Vicky picked her way through the cool grass to sink into one of the Adirondack chairs positioned under the oak tree, spearing a wedge of juicy pineapple.

Okay. There was definitely a vibe between her and Dylan. But how could Rogers not still resent her for what happened twenty years ago?

She’d had countless tough conversations in her life—as an attorney, if Vicky didn’t witness someone crying or screaming in a day, was she even at work? But this would be different. Personal. Raw. The hardest conversation of her life—if she had the guts to start it.

· · ·

Friday was the first day all the actors were in attendance, as well as their stage manager, Garrett.

Garrett was in his thirties, slight but charismatic, with sharp gray eyes and a pronounced chin dimple.

He wore chipped navy nail polish and a baseball cap embroidered with Cole Escola.

“All right, baby dolls: your attention, please,” he announced at exactly ten a.m. “Lola, Annie, Vicky, Dylan, Deborah, Clyde, Jamie, Mikki, Maria, Emery, Kat, Orchid, and Zoe: Circle up!”

“Bend me over and spank me silly—I don’t even know everyone’s names yet,” Deborah whispered to Vicky, as they all formed a horseshoe around him.

“I’m here to keep things running smoothly,” Garrett began, clipboard in front of him. “If you need anything—props, blocking notes, a passionate defense of Britney’s Glory era—I’m your girl. I hope you’re all ready to work. By the end of today, Jazz wants a first pass of act one.”

“Rough is fine,” Jazz assured them, shuffling through her notes, a dozen colorful bangles clanking. “Rough is good!”

Deborah coughed and raised a disturbingly knowing eyebrow.

But things weren’t just rough. They were a train wreck.

Maria was too soft-spoken for King Claudius. Emery was visibly out of sync with the other Tragedians. Deborah kept making Polonius sound like a horny bartender.

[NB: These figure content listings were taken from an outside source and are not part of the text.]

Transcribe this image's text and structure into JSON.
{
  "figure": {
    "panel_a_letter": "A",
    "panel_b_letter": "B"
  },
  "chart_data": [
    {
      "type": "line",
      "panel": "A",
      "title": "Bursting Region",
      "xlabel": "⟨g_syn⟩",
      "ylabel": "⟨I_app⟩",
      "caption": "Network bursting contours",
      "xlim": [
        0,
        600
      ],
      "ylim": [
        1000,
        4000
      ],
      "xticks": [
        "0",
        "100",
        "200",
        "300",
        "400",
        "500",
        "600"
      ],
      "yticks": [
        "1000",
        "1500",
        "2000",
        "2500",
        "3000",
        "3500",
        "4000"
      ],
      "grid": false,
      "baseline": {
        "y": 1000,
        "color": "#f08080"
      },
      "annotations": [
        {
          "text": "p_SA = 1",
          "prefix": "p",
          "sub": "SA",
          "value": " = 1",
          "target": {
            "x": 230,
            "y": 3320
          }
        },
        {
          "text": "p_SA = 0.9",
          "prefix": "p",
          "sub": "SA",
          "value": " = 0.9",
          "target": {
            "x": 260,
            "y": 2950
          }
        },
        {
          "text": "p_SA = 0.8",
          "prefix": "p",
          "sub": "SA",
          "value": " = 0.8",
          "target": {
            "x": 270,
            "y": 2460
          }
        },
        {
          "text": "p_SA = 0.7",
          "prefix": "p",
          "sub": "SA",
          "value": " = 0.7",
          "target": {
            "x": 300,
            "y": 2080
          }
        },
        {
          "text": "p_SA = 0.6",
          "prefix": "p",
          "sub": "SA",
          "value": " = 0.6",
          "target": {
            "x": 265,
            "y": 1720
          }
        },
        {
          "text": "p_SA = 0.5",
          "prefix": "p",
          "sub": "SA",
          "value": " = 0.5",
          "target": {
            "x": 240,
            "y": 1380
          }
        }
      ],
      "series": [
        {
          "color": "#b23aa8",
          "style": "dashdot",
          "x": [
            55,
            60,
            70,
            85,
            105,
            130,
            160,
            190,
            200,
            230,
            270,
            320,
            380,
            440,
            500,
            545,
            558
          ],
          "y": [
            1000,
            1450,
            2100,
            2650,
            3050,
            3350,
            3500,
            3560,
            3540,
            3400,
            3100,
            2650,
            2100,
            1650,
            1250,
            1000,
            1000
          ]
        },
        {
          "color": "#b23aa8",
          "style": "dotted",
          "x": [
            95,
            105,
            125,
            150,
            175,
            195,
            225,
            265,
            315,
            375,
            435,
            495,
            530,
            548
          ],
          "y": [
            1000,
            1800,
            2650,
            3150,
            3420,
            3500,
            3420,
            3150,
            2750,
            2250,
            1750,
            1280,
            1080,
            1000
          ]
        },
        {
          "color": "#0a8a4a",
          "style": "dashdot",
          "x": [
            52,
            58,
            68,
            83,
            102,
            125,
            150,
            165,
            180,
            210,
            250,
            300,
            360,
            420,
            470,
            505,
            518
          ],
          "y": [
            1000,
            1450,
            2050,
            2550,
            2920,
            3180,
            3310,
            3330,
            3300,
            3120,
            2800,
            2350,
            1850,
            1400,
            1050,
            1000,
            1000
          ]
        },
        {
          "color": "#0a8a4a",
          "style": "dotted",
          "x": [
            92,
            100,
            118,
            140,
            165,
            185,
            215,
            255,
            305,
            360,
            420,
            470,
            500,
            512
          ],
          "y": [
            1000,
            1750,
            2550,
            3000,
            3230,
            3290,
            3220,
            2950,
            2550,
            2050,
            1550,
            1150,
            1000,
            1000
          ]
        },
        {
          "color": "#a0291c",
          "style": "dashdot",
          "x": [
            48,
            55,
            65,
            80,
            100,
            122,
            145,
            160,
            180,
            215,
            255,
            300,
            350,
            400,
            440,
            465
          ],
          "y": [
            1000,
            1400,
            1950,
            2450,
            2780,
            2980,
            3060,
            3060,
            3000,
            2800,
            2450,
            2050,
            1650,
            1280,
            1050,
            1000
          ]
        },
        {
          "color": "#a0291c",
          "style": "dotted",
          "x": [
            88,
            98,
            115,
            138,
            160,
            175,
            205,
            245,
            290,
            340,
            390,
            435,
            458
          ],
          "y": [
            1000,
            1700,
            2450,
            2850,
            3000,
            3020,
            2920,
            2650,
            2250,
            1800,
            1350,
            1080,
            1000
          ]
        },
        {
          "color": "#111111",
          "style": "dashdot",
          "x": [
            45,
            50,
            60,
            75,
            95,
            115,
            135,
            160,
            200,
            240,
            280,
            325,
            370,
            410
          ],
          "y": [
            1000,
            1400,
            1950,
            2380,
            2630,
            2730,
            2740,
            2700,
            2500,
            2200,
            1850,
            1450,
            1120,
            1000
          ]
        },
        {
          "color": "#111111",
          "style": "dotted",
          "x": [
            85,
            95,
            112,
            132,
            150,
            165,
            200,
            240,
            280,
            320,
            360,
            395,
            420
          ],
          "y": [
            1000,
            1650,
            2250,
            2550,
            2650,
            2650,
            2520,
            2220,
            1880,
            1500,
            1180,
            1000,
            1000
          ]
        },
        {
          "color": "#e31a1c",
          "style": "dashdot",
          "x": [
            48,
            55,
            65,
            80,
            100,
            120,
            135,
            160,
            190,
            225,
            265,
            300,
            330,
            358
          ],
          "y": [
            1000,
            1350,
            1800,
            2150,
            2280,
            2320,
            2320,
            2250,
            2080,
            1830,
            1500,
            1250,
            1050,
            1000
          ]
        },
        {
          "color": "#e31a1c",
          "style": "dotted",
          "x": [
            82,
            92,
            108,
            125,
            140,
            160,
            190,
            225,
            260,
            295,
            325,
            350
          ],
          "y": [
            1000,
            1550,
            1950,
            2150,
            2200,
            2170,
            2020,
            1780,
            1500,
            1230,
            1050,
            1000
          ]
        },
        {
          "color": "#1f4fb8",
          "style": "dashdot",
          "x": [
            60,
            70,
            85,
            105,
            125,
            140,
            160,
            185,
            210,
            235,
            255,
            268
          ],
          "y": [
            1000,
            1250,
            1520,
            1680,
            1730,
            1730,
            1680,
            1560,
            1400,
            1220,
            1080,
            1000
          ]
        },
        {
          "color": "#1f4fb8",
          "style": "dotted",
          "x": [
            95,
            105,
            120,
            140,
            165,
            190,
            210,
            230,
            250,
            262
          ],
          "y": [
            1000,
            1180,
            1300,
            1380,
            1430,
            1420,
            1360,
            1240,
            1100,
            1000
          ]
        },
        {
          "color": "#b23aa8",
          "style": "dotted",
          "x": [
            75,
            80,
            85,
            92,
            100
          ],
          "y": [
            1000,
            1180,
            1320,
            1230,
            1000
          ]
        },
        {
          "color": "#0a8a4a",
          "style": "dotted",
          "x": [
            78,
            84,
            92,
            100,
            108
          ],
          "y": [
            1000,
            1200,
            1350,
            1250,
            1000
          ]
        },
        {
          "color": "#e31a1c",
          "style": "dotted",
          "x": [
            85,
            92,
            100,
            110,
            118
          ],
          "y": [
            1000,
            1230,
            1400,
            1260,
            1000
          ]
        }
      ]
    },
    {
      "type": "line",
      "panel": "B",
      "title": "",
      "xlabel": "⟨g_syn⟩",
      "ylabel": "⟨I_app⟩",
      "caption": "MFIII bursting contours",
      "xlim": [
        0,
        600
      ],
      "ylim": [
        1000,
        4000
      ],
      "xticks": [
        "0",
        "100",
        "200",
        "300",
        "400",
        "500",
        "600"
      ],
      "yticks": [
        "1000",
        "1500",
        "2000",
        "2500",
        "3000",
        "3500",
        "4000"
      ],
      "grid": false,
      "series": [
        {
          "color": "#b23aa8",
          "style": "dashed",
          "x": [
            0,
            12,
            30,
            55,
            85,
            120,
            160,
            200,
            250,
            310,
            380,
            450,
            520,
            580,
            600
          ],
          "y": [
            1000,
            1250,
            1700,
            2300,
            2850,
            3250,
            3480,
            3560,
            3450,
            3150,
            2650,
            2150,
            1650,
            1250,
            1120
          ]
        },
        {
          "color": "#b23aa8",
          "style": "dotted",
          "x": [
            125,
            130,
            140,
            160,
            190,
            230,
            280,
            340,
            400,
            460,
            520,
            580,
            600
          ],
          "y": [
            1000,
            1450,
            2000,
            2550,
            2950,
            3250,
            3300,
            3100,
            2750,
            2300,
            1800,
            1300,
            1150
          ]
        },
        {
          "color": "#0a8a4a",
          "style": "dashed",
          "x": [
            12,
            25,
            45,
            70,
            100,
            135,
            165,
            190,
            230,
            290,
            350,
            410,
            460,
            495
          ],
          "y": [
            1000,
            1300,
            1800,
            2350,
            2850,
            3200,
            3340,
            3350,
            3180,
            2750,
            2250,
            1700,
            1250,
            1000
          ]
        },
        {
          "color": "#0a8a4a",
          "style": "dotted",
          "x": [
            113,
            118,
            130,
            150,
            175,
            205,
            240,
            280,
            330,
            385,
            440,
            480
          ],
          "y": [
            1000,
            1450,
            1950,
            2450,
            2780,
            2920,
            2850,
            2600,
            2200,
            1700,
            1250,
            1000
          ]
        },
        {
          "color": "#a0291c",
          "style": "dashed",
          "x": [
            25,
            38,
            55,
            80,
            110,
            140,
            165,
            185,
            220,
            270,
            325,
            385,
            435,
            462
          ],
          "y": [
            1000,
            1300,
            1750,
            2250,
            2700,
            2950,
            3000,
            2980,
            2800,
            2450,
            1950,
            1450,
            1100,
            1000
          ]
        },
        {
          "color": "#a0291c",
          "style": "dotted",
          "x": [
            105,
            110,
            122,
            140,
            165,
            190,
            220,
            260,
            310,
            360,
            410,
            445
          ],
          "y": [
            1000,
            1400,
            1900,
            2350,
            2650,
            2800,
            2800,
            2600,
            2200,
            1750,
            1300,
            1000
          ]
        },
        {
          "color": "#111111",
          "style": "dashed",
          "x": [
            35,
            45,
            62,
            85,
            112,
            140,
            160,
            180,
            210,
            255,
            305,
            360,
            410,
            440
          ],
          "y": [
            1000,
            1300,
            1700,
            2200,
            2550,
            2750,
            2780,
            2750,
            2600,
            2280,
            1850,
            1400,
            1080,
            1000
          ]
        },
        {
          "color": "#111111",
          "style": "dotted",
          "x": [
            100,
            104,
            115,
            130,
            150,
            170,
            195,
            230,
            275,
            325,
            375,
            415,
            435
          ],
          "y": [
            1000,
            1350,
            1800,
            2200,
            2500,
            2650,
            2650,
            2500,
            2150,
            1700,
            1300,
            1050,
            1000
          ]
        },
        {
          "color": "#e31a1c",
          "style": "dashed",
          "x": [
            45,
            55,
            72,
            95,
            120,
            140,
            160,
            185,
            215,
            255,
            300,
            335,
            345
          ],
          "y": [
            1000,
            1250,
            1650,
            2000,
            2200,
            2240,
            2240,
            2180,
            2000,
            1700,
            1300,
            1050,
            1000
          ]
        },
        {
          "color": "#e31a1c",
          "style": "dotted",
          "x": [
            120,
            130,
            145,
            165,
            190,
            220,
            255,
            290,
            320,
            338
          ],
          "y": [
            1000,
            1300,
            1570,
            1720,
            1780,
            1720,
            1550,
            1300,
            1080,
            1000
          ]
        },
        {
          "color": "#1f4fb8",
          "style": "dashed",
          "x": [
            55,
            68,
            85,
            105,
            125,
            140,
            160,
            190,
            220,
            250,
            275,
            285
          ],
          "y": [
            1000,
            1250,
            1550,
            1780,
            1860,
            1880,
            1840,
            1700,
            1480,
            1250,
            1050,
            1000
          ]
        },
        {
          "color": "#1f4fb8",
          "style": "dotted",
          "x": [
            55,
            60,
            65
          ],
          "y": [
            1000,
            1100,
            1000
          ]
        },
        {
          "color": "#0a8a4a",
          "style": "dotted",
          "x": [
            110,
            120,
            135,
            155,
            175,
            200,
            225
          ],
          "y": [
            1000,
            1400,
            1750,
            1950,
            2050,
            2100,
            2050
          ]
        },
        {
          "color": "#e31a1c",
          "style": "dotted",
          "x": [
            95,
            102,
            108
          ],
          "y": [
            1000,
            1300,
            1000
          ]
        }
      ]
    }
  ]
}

But the real problem was Annie and Lola. Annie seemed allergic to eye contact while Lola was about as relaxed as a hostage. The awkwardness evident between them both at Jazz’s taco night was getting worse, not better.

At the end of the day, they all bravely attempted a run-through of act one. It reminded Vicky of a rickety car careening down a bumpy road as bits fell off—a window, a door—until the driver was left holding nothing but the wheel.

Dylan as Hamlet spoke the final line of the act, an arm slung convivially over Lola’s and Annie’s shoulders. “My excellent good friends! How dost thou, Guildenstern? Ah, Rosencrantz! Good lads, how do you both?”

“Not great,” murmured Emery, sitting a few rows behind Vicky in the audience.

They weren’t wrong.

The unease in the theater was palpable as everyone gathered up their things, darting nervous looks at the three hundred empty seats. It seemed impossible they’d be ready to put on a show here in just twenty-two days’ time.

Dylan leaned against the side of the stage, arms crossed, examining Annie and Lola with narrowed eyes, before meeting Vicky’s gaze. No smirk. Just concern.

Concern Vicky shared. If Annie couldn’t pull it together, if Lola bailed, if the whole thing crumbled? Jazz’s big plan—maybe even the entire town—would go up in rainbow-colored smoke.